Pictured left, Pan and Gain Window; Pictured Right, Pitch and Delay Window
If you’re looking to fall down the rabbit hole of esoteric effects, DDLY will get you there with its dual, independent delay paths triggered by the dynamics of the line in question. How the signal is will determine which of the truly independent delays are engaged at any one time. Try bypassing one of the delays and tuning the threshold so that the echo only catches the loudest notes. For an added bonus, press the Wide button and listen as the occasional, delayed sound fills out across the stereo field.
This may seem a bit safe, sure. So switch from analog to granular delay to really dive into the rabbit hole, using the Pitch and Space parameters to create something akin to ring modulation. Save this for your most experimental projects or clients!
5. Try some transient shaping
One of my favorite aspects of electronic music is how sharp and precise the lead lines can be—how intentionally aggressive they seem when pushed to their limits. You can accomplish this effect within the synth itself, but you can also use a transient designer to kill the sustain and emphasize the attack of any lead element to give is some edge. Here again, I prefer Neutron 2 to the old SPL Transient Designer, because of how precise it is, and how many different curves it offers for implementation, as well as its multiband interface and easy-to-read graphical interpretation of the signal.
For an added dimension of craziness, try automating the parameters. It can be quite interesting to hear the sustain juiced up over time and then suddenly cut off, and same applies to the attack, or the overall level of the effect. You can really get musical with this trick, so I recommend giving it a shot.
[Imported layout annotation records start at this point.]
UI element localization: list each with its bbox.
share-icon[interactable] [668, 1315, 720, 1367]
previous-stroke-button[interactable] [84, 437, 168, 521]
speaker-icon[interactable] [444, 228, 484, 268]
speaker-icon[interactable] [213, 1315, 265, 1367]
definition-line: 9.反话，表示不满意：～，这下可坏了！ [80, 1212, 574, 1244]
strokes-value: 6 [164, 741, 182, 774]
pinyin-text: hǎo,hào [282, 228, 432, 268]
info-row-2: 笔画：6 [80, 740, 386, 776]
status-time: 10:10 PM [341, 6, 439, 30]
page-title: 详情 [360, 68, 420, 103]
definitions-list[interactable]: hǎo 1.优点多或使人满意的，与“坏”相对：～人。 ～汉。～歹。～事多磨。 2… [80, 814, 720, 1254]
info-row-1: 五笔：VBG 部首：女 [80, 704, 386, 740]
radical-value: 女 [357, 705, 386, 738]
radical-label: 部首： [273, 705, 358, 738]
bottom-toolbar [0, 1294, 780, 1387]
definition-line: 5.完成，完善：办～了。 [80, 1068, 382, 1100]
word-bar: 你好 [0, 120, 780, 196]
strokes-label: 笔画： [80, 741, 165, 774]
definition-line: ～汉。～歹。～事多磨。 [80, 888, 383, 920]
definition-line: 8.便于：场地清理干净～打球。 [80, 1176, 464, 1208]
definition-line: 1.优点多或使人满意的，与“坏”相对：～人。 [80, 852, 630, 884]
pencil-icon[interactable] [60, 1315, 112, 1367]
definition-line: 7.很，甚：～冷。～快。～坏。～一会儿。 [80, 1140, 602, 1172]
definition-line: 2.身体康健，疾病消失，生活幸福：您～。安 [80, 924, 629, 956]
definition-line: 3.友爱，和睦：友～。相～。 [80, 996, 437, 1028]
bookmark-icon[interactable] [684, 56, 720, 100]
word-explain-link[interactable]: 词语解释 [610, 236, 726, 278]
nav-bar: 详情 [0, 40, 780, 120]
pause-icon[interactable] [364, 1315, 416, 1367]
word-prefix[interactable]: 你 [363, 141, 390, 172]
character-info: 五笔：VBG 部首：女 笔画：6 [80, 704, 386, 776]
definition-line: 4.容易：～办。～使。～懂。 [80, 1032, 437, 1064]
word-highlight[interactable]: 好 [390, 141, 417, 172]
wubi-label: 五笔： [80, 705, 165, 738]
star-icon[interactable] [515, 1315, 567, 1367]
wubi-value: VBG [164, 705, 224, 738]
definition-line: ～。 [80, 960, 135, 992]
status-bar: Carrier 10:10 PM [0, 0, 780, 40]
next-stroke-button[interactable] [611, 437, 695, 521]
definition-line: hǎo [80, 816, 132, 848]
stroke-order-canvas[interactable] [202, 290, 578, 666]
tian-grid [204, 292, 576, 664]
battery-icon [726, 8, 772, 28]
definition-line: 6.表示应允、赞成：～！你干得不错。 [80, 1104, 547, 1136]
7. Use a new instrument—or sidechaining a new synth
If you’ve tried everything else, and nothing is working, then perhaps you need to layer the sound with an additional element. This could be as easy as dragging the MIDI into a new track and opening a new soft synth.
However, if you’re working with a non-MIDI instrument—a guitar, vocals, or audio from an analog piece of equipment—you’ll have to try something else. For instance, you can deploy the audio as a sidechain for another instrument. For the sake of this piece, let’s refer to VocalSynth.
Once you’ve set up the routing for this process in accordance with your DAW, the sound can be subject to all sorts of crazy manipulation, not just your normal vocoder and talkbox settings. However, don’t discount these vintage effects, because they can be used with subtlety and grace, in a way that doesn’t call attention to their respective eras. I’m sure Radiohead didn’t use VocalSynth on the tune Sit Down Stand Up (it’s from 2003 after all), but it took me years to figure out the weird bit of production on the vocals around two minutes in: it was some kind of vocoder, but it doesn’t sound obvious. Something like this might be enough.
It is our job, as mixing engineers, to bring life to whatever is thrown our way. However, we must do so within reason. The artist had an intent, and this must always be respected. If the artist is you, then you have a lot more leeway. Not so if you’re working for a paying client.
Therefore, when trying these tips and tricks, always make sure you’re staying within the boundaries of the song. You can do this by checking your work against references, or by judicious communication with the artist—or hopefully, both! However you go about trying to add some pizzazz to the main event, make sure you do it with a respectful hand, because we serve the music, not the other way around.